Yesterday we went as a family to see Up – the current film from Disney Pixar.  It’s a great movie; laugh out loud funny in places and sad in others.  If you haven’t seen it yet (and I’m usually pretty slow off the mark with these things so you may well have done) I won’t spoil the plot for you, except for the first few minutes.

It begins with a young Carl Fredrickson dreaming of adventure and meeting a girl (Ellie) who is dreaming of the same things.  He promises Ellie they will visit South America.  There is a wonderful sequence in which we see their lives passing by until Ellie dies and Carl finds himself alone at 78 years old never having done the things they dreamed of.  He is full of regret.

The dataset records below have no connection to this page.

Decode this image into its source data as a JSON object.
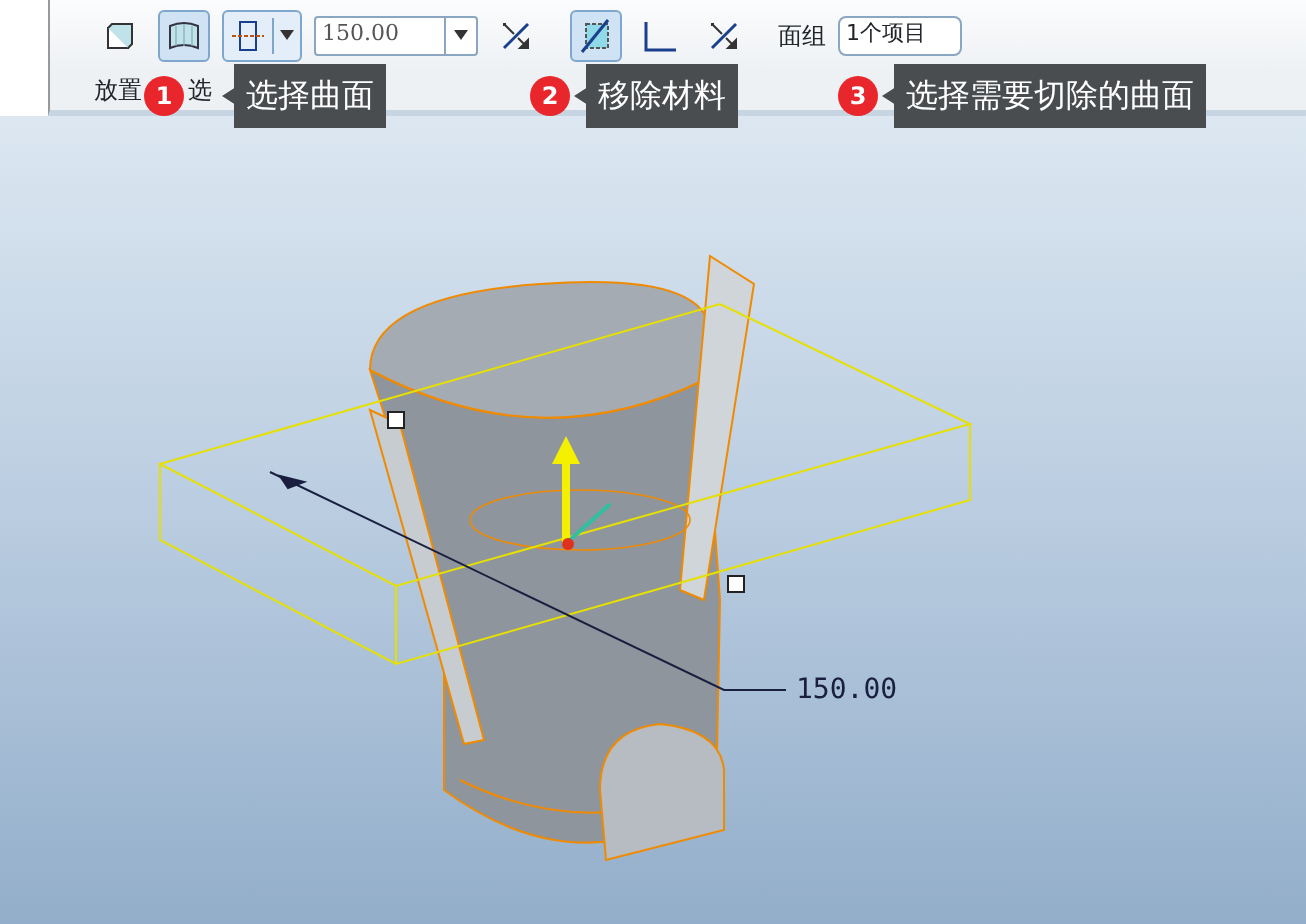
{
  "toolbar": {
    "items": [
      {
        "kind": "solid",
        "selected": false
      },
      {
        "kind": "surface",
        "selected": true
      },
      {
        "kind": "plane",
        "selected": true
      },
      {
        "kind": "depth",
        "value": "150.00"
      },
      {
        "kind": "flip",
        "selected": false
      },
      {
        "kind": "remove",
        "selected": true
      },
      {
        "kind": "thicken",
        "selected": false
      },
      {
        "kind": "flip",
        "selected": false
      },
      {
        "kind": "label",
        "text": "面组"
      },
      {
        "kind": "collector",
        "value": "1个项目"
      }
    ]
  },
  "tabs": [
    {
      "label": "放置"
    },
    {
      "label": "选"
    }
  ],
  "callouts": [
    {
      "number": "1",
      "text": "选择曲面"
    },
    {
      "number": "2",
      "text": "移除材料"
    },
    {
      "number": "3",
      "text": "选择需要切除的曲面"
    }
  ],
  "viewport": {
    "dimension": "150.00"
  }
}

Life can rush by so quickly can’t it?  I don’t want to end up reaching the last years and regretting my decisions.  I felt the same way watching Schindler’s List again this week – very moved again by Schindler’s last words.  Looking at his car and his gold pen and thinking about how much money he had wasted in his life.  Regretting that he didn’t save more lives.  Even though what he did do was brave, courageous and wonderful.

And it happens because at the end of our lives our perspective changes.  We’re no longer caught up in the busyness of life; the everyday.  We can begin to see the eternal.

But we can begin to see the eternal now, if we know where to look.  Because the kingdom of God is eternal.  His Spirit within us is eternal.  Because the consequences for the decisions that we make every day are eternal.

Not all my decisions have been good ones.  Some of my dreams still haven’t happened.  But I know that God is faithful and I know that He is good.  I know that it’s not too late to do the things He has put it in my heart to do.

By the end of the film Carl discovers that Ellie considered her whole life with him to be an adventure.  It seems that she had no regrets.  That’s the way I want to feel when I reach the end of my time on this earth.  How about you?